Reproduzimos artigo de Altamiro Borges publicado na revista Princípios n. 81

Na grave crise política instalada no Brasil há cinco meses, os campos estão cada vez mais delimitados e a polarização se exacerba. Num pólo, as forças democráticas e populares que apóiam o governo Lula e que, mesmo criticando seus equívocos e contradições, enxergam nesta experiência sui generis a chance de o país superar o cancro do neoliberalismo. No outro lado, o bloco liberal-conservador que, derrotado na sucessão em 2002, agora investe sujo para retornar ao governo e para impor uma vingança maligna às forças populares que ousaram apeá-lo do poder. Ele almeja, de forma hipócrita e golpista, ver-se “livre desta raça pelos próximos 30 anos”, segundo a confissão fascistóide e racista do banqueiro Jorge Bornhausen, presidente do PFL.

No meio desse fogo cruzado, dois partidos procuram se firmar como “a autêntica” oposição de esquerda — o Partido Socialista dos Trabalhadores Unificado (PSTU), organizado em 1992, e o Partido Socialismo e Liberdade (PSOL), que obteve seu registro legal em setembro último. Apesar da tímida diferença com a oposição liberal-conservadora, na prática, ambas organizações concentram sua artilharia contra o governo Lula e fazem de tudo para fustiga-lo em cada batalha. Elas gastam bem mais energias, recursos e verves nesta oposição inflexível do que na crítica às manobras sorrateiras da direita. Não é para menos que a mídia burguesa, sob o controle de nove famílias, tem dado generosos espaços para estes agrupamentos!

A recente eleição para a presidência da Câmara Federal evidenciou gritantes contradições dessa “tática”. Enquanto o bloco liberal-conservador se unificou em torno do candidato do PFL e o prefeito de São Paulo e presidenciável tucano, José Serra, chegou a liberar dois secretários para votar , o PSOL orientou seus deputados a se absterem; já o PSTU repetiu o slogan “Fora Todos”. A apertada vitória do deputado Aldo Rebelo (PCdoB/SP), que conteve a sanha direitista pelo impeachment do presidente, talvez até tenha sido motivo de tristeza para alguns que padecem há tempos do esquerdismo, a doença senil dos sectários! Partidários do quanto pior, melhor, eles lamentaram o adiamento da “revolução”… ou da próxima eleição.

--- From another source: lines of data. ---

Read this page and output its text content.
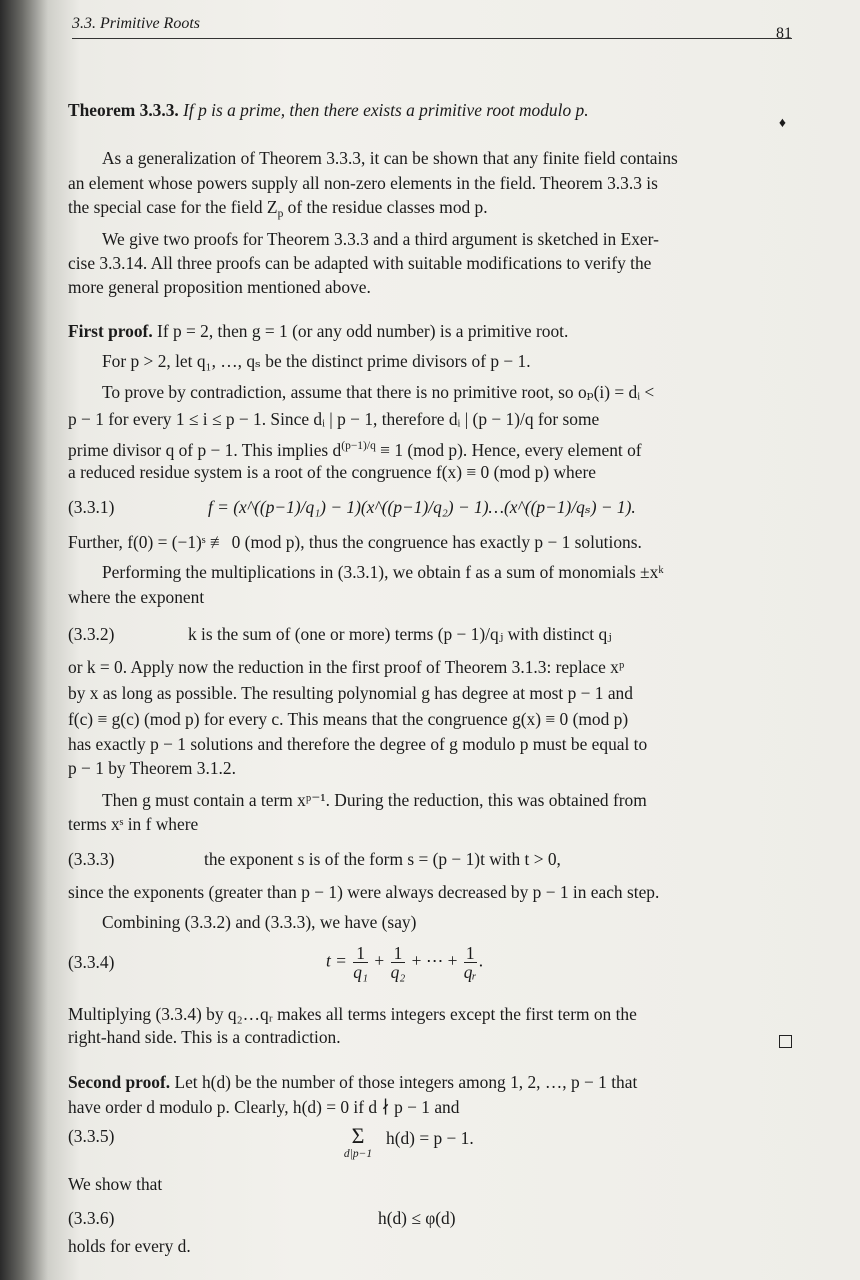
3.3. Primitive Roots
81
Theorem 3.3.3. If p is a prime, then there exists a primitive root modulo p.
♦
As a generalization of Theorem 3.3.3, it can be shown that any finite field contains
an element whose powers supply all non-zero elements in the field. Theorem 3.3.3 is
the special case for the field $Z_p$ of the residue classes mod p.
We give two proofs for Theorem 3.3.3 and a third argument is sketched in Exer-
cise 3.3.14. All three proofs can be adapted with suitable modifications to verify the
more general proposition mentioned above.
First proof. If p = 2, then g = 1 (or any odd number) is a primitive root.
For p > 2, let q₁, …, qₛ be the distinct prime divisors of p − 1.
To prove by contradiction, assume that there is no primitive root, so oₚ(i) = dᵢ <
p − 1 for every 1 ≤ i ≤ p − 1. Since dᵢ | p − 1, therefore dᵢ | (p − 1)/q for some
prime divisor q of p − 1. This implies $d^{(p-1)/q} \equiv 1$ (mod p). Hence, every element of
a reduced residue system is a root of the congruence f(x) ≡ 0 (mod p) where
(3.3.1)	f = (x^((p−1)/q₁) − 1)(x^((p−1)/q₂) − 1)…(x^((p−1)/qₛ) − 1).
Further, f(0) = (−1)ˢ ≢ 0 (mod p), thus the congruence has exactly p − 1 solutions.
Performing the multiplications in (3.3.1), we obtain f as a sum of monomials ±xᵏ
where the exponent
(3.3.2)	k is the sum of (one or more) terms (p − 1)/qⱼ with distinct qⱼ
or k = 0. Apply now the reduction in the first proof of Theorem 3.1.3: replace xᵖ
by x as long as possible. The resulting polynomial g has degree at most p − 1 and
f(c) ≡ g(c) (mod p) for every c. This means that the congruence g(x) ≡ 0 (mod p)
has exactly p − 1 solutions and therefore the degree of g modulo p must be equal to
p − 1 by Theorem 3.1.2.
Then g must contain a term xᵖ⁻¹. During the reduction, this was obtained from
terms xˢ in f where
(3.3.3)	the exponent s is of the form s = (p − 1)t with t > 0,
since the exponents (greater than p − 1) were always decreased by p − 1 in each step.
Combining (3.3.2) and (3.3.3), we have (say)
(3.3.4)	$t = \frac{1}{\text{q₁}} + \frac{1}{\text{q₂}}$ + ⋯ + $\frac{1}{\text{qᵣ}}$ .
Multiplying (3.3.4) by q₂…qᵣ makes all terms integers except the first term on the
right-hand side. This is a contradiction.
Second proof. Let h(d) be the number of those integers among 1, 2, …, p − 1 that
have order d modulo p. Clearly, h(d) = 0 if d ∤ p − 1 and
(3.3.5)	Σ
d|p−1
h(d) = p − 1.
We show that
(3.3.6)	h(d) ≤ φ(d)
holds for every d.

Enquanto o bloco PSDB-PFL lidera a oposição de direita ao governo Lula, pregando o seu “sangramento” ou “morte prematura”, PSTU e PSOL encabeçam uma agressiva campanha “de esquerda” com o mesmo intento. Eles até já se uniram em atos de rua com este objetivo, sempre com o alarde da mídia. A oposição é intransigente, sem perdão. Para o PSTU, agora é a hora de “pôr para fora este governo, este Congresso, o PT e a oposição burguesa. Fora Todos! Uma alternativa real para este país só virá com um novo tipo de governo e regime, com uma revolução socialista” . Já o PSOL propões um mecanismo institucional para derrotar o governo Lula. Defende a “convocação de um plebiscito nacional para que o povo decida pela antecipação ou não das eleições de 2006. A posição do PSOL é pelas antecipações das eleições” .

Posição principista

Em linhas gerais, PSTU e PSOL têm avaliações similares sobre a natureza do governo Lula e a correlação de forças no Brasil e no mundo. Entretanto, divergem sobre a tática, a estratégia e a forma de organização partidária. Tanto que os dois partidos desenvolvem verdadeira guerra fratricida na disputa pela liderança da chamada “oposição de esquerda”. Nesta refrega, sobram discursos radicalizados. Mas, como já ensinou Vladimir Ilitch Lênin, “a fraseologia revolucionária é a repetição de palavras de ordem sem relação com as circunstâncias objetivas, ao sabor dos últimos acontecimentos… Palavras de ordem excelentes, que arrastam e embriagam, mas desprovidas de base sólida, tal é a essência da fraseologia revolucionária”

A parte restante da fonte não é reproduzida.